Red flags / pitfalls
- Monitoring the low-risk woman as if she were high-risk. Routine continuous CTG in low-risk labour increases caesareans and instrumental births without reducing cerebral palsy or death — it is a recognised harm. Use IA for low-risk labour.
- Reading the CTG in isolation. A trace means little without gestation, growth, liquor, labour progress and maternal status. Acting on a pathological trace alone, without excluding cord prolapse, abruption or rupture, is dangerous.
- Treating an abnormal CTG as a reason to keep watching rather than to act. Non-reassuring traces are a prompt for intrauterine resuscitation and escalation, not passive observation.
- Over-trusting the positive, under-trusting the negative. Remember the asymmetry: most tests have high NPV and low PPV. A reassuring result is genuinely reassuring; an abnormal one is usually a false alarm — but you cannot afford to miss the rare true positive.
- Using kick-count charts as a safety net. They have not reduced stillbirth; do not let a "normal chart" override a mother's report of reduced movements.
- Forgetting the dates. Every growth chart, Doppler reference range and BPP score is gestation-dependent; uncertain dating undermines all of it.
- Invasive monitoring in untreated HIV. Avoid fetal scalp electrodes and FBS where maternal HIV is untreated or unknown.
- Assuming a tool exists. Don't build a management plan around Doppler or FBS at a facility that has neither — escalate and refer.
- Tachysystole from oxytocin. Excessive uterine activity is a common, reversible cause of fetal compromise; reassess and reduce/stop oxytocin before assuming intrinsic fetal disease.
Evidence anchors
- NDoH National Integrated Maternal and Perinatal Care Guideline (NDoH, 2024) — SA source of truth for antenatal and intrapartum monitoring, levels of care and referral.
- Saving Mothers / NCCEMD (latest triennium) and perinatal-care surveillance — intrapartum hypoxia and stillbirth burden in SA.
- NICE NG235 — Intrapartum care (2023) — intermittent auscultation as the low-risk default.
- NICE NG229 — Fetal monitoring in labour (2022) — continual risk assessment; triggers for continuous CTG (meconium, pyrexia ≥38°C, tachysystole >5/10 or contractions ≥2 min); simplified CTG categorisation; pairs with FIGO CTG and the WHO Labour Care Guide (2020).
- NICE NG201 — Antenatal care (2021) — antenatal surveillance framework.
- RCOG GTG 31 — Small-for-Gestational-Age and Growth-Restricted Fetus + ISUOG Doppler standards (umbilical/MCA/ductus venosus, cerebroplacental ratio) — Doppler-led FGR surveillance; umbilical artery Doppler reduces perinatal death in high-risk pregnancy.

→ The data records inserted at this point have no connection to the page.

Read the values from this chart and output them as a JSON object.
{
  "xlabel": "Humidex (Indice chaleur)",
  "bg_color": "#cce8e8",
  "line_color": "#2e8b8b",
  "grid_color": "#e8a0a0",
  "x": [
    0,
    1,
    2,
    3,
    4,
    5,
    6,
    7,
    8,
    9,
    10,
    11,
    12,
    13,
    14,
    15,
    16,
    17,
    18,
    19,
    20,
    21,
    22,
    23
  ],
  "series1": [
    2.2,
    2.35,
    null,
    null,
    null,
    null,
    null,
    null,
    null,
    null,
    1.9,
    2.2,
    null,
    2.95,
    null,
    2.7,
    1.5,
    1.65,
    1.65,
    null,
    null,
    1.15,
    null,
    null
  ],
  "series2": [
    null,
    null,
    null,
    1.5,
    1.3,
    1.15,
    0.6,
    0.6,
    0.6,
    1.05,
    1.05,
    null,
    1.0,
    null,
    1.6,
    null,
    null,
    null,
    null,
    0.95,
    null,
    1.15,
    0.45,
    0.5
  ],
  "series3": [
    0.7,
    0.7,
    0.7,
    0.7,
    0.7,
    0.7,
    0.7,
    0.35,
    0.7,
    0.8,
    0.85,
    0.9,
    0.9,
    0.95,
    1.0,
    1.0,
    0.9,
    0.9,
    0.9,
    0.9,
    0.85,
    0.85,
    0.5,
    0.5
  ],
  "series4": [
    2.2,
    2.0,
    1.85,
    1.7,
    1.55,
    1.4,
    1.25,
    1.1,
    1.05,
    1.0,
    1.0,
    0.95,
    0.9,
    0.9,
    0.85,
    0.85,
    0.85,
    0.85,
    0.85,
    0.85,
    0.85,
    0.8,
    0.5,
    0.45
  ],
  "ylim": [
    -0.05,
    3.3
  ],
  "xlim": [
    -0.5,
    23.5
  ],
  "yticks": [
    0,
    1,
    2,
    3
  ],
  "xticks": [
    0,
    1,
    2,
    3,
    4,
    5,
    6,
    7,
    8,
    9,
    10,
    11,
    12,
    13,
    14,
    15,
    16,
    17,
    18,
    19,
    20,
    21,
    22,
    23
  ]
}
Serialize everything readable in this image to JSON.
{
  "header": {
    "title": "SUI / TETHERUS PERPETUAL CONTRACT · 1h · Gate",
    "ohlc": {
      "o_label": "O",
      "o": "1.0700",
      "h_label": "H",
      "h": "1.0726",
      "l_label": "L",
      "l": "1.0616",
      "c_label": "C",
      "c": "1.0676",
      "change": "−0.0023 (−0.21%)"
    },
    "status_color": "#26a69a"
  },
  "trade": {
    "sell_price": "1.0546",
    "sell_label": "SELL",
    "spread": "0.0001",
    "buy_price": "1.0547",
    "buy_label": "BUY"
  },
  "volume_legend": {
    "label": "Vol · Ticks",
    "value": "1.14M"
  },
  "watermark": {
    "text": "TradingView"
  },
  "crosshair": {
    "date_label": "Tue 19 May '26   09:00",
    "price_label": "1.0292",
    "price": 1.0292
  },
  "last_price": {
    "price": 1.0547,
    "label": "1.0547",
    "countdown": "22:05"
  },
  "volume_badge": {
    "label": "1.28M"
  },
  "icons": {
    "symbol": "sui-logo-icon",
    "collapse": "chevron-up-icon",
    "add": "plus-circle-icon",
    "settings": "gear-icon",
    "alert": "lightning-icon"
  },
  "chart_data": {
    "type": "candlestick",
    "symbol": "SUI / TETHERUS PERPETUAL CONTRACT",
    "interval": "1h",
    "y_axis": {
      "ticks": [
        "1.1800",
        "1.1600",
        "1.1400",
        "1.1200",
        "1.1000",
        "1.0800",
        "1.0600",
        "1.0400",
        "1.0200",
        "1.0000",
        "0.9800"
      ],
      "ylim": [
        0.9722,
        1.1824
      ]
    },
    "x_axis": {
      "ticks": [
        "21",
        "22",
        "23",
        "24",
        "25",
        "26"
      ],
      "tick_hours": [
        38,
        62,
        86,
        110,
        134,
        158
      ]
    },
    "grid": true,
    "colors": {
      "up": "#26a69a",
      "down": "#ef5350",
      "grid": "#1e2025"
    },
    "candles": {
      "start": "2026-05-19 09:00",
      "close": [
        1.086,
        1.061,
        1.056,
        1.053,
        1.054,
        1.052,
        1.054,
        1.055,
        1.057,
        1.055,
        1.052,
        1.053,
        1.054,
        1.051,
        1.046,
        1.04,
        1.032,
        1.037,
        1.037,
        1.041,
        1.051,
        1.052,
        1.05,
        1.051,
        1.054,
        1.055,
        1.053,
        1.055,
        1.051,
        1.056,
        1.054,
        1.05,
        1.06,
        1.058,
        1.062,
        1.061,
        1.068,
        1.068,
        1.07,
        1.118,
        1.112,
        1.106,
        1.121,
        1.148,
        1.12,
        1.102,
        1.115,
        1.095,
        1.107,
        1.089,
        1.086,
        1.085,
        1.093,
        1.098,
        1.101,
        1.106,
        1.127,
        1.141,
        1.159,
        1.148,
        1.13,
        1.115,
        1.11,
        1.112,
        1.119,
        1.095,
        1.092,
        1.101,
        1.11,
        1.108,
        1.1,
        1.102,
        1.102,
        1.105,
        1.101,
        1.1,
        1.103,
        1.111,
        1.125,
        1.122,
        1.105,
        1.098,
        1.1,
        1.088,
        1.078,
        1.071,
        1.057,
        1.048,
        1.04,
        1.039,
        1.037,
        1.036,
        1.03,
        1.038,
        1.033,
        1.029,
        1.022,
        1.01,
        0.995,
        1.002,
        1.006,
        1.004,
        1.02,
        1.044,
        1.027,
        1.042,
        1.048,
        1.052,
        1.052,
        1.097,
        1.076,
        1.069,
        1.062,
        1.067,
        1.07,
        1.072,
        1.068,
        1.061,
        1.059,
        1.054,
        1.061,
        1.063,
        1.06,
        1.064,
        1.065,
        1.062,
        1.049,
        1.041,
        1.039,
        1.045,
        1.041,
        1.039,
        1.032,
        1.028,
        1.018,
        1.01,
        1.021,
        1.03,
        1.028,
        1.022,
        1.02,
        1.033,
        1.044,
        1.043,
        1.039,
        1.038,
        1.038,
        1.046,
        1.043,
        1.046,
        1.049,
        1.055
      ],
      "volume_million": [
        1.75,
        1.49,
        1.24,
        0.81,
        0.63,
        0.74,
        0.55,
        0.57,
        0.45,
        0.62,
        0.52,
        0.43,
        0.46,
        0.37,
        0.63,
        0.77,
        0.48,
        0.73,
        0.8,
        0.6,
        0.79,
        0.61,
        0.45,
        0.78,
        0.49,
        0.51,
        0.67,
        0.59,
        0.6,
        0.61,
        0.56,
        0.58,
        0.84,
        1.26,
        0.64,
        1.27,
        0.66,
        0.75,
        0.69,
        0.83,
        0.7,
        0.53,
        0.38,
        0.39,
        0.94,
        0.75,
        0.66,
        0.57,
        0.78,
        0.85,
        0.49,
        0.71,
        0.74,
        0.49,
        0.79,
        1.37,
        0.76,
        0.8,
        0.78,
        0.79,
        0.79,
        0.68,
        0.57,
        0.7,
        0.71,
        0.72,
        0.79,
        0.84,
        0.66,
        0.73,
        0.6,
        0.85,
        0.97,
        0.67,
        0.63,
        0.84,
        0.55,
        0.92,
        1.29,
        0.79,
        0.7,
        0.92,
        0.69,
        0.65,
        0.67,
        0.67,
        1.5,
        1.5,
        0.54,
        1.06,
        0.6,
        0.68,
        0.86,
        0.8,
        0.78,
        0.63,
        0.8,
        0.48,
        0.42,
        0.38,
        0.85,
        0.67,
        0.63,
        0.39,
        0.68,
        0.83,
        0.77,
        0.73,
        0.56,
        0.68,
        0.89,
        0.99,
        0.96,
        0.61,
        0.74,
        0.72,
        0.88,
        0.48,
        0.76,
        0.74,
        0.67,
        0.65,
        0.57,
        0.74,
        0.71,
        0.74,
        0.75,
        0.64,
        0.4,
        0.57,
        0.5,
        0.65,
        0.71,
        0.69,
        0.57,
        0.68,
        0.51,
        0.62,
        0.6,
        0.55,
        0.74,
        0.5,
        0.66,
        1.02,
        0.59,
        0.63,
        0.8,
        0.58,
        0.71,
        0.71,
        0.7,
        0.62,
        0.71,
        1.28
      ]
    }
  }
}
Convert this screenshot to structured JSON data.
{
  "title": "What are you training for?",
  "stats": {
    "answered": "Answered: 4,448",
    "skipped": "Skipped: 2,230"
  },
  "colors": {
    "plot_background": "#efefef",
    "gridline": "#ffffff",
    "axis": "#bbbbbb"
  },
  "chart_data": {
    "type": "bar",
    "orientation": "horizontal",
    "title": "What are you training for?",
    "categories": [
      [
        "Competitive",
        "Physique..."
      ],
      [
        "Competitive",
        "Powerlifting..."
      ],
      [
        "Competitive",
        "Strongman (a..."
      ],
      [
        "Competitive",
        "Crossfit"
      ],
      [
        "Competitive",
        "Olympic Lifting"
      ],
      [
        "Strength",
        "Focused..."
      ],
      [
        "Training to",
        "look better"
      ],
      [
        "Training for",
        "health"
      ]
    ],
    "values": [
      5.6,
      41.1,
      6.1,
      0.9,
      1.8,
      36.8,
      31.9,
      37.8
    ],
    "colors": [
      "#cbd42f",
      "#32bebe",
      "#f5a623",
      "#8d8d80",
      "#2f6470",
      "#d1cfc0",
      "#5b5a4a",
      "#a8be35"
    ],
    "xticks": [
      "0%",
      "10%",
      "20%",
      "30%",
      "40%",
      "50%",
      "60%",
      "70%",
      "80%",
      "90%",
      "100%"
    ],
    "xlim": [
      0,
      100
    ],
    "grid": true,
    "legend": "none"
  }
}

- RCOG GTG 57 — Reduced Fetal Movements — assessment of RFM.
- RCOG GTG 50 — Umbilical Cord Prolapse and RCOG GTG 74 — Antenatal Corticosteroids — relevant to the intrapartum emergency and timed preterm delivery.
- ILCOR 2025 CoSTR / ERC 2025 Newborn Life Support / AAP NRP (8th ed) — neonatal resuscitation readiness after acute compromise.
- SA HIV/ART Consolidated Guidelines (2023) — invasive-monitoring caution in untreated/unknown HIV.